After nine years of Dianne Feinstein's moderate politics, Art Agnos, a liberal former social worker, became this city's 39th mayor Friday with a Populist pledge to keep it from becoming an enclave for the rich.
In his inaugural address in the ornate City Hall rotunda, Agnos echoed his campaign themes: affordable housing, protection of neighborhoods and small business, and fighting AIDS and homelessness.
"At the heart of our vision is a refusal to let San Francisco become an expensive enclave that locks out the middle-class, working families and the poor," Agnos said in his first speech as mayor.
Crowd of 3,000
Agnos, 49, a state assemblyman for nine years, took his oath of office while placing a hand on a Bible held by his mother, Mary Agnos. A crowd estimated by officials at 3,000 looked on, as did Feinstein, Assembly Speaker Willie Brown (D-San Francisco), Rep. Nancy Pelosi (D-San Francisco), Sen. Alan Cranston, Lt. Gov. Leo T. McCarthy, Sen. Paul S. Sarbanes (D-Md.) and other officials.
Inaugural festivities of some past San Francisco mayors have been regal with military bands and motorcades. Agnos' ceremony was much less complicated, with children's choirs, a brass band and political speeches.
Afterward, he invited anyone who wanted to visit his new office on the second floor of City Hall to come and shake his hand. A long procession of supporters and friends took him up on it. A party for 12,000 was to be held later.
A flaw in the affair came when a man on the fourth floor dumped tea leaves, broken balloons and paper on Agnos as he descended stairs to the podium with his wife, Sherry, and sons, Christopher, 10, and Stephen, 6. The man was arrested. No one was injured.
Feinstein, 54, who has formed an exploratory committee for a possible campaign for governor, was barred by the city Charter from seeking a third term in the office that was thrust upon her by the assassination Nov. 27, 1978, of George Moscone by Supervisor Dan White.
The outgoing mayor smiled as she warned Agnos that the job would turn his black hair gray, and said she had left him bottles of champagne and aspirin. Feinstein, leaving a projected $77-million deficit behind, laced her remarks with comments about the need to keep within the budget.
Agnos was attacked during his campaign for promises that would cost tens of millions. But he won a runoff last month with 70% of the vote against Supervisor John Molinari, who was backed by Feinstein. Agnos repeated calls for a new library and civic center, and more government aid for housing.
"The house of the future in San Francisco has to be more than a two-bedroom apartment," said Agnos, who lives in just such an apartment on Potrero Hill, a blue-collar neighborhood that like much of the city is becoming gentrified.
While Feinstein supported the Navy's plan to base the battleship Missouri here, Agnos opposed it and told the applauding crowd Friday that "like the saint for whom our city is named, we will strive to be an instrument of peace."

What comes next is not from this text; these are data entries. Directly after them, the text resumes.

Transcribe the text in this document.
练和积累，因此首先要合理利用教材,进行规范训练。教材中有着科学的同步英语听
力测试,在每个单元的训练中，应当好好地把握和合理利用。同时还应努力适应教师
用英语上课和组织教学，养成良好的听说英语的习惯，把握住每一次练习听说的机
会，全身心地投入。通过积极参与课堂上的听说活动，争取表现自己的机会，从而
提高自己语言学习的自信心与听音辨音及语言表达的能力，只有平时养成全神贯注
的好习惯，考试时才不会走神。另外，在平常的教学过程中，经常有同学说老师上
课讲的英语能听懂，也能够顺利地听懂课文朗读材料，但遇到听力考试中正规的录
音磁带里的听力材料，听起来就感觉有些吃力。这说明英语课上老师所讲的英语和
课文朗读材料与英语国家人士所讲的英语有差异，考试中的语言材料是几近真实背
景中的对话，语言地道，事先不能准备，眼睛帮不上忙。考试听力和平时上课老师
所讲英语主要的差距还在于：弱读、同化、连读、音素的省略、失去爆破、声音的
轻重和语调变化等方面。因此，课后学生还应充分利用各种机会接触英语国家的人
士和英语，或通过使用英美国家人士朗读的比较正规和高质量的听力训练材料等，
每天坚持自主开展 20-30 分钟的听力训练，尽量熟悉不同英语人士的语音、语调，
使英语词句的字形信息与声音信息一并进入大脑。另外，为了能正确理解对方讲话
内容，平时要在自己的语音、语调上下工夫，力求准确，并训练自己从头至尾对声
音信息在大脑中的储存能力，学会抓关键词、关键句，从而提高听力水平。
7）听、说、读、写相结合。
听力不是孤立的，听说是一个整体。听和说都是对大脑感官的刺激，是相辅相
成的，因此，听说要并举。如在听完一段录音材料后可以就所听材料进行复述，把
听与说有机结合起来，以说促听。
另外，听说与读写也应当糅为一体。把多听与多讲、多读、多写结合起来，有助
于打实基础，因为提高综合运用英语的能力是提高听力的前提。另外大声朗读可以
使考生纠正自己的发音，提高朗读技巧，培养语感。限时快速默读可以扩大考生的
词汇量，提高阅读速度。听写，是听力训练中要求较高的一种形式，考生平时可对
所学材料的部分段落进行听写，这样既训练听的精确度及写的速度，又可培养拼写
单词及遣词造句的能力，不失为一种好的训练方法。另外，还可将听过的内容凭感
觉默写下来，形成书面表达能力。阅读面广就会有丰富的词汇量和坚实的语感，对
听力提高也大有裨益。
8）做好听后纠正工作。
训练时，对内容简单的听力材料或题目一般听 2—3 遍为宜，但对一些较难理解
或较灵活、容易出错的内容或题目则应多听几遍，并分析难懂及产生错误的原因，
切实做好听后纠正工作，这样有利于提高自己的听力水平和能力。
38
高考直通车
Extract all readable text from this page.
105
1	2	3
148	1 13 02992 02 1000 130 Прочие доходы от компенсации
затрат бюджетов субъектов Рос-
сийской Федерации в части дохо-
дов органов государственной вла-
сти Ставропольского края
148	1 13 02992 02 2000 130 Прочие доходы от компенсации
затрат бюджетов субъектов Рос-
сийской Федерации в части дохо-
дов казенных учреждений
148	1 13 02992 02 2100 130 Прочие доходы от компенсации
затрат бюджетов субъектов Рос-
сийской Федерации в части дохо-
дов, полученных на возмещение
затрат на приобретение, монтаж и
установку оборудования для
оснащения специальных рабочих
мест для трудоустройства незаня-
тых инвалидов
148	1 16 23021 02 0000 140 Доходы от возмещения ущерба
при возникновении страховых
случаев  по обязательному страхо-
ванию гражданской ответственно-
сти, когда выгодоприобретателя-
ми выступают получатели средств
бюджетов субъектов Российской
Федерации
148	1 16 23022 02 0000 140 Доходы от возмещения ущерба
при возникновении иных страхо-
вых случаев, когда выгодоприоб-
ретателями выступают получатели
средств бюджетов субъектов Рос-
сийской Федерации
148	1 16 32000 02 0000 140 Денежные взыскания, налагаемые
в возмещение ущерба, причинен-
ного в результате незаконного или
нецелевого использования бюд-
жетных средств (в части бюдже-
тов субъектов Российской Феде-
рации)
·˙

'Indecency of Homelessness'
The one-time social worker said he would work to "end the indecency of homelessness." He said the success in the fight against AIDS will be measured not just in medicine and health care, "but in our genuine caring for one another." More than 2,500 San Franciscans have died of AIDS.
Former Rep. John L. Burton and Roberta Achtenburg, a lesbian lawyer, plan to run for the Assembly seat left vacant by Agnos. Burton, who once held the seat, quit Congress in 1982 and later admitted drug and alcohol abuse.
The son of Greek immigrants, Agnos worked in the family shoeshine shop in Springfield, Mass. He arrived by Greyhound bus in San Francisco 22 years ago, and had been an assemblyman since 1976.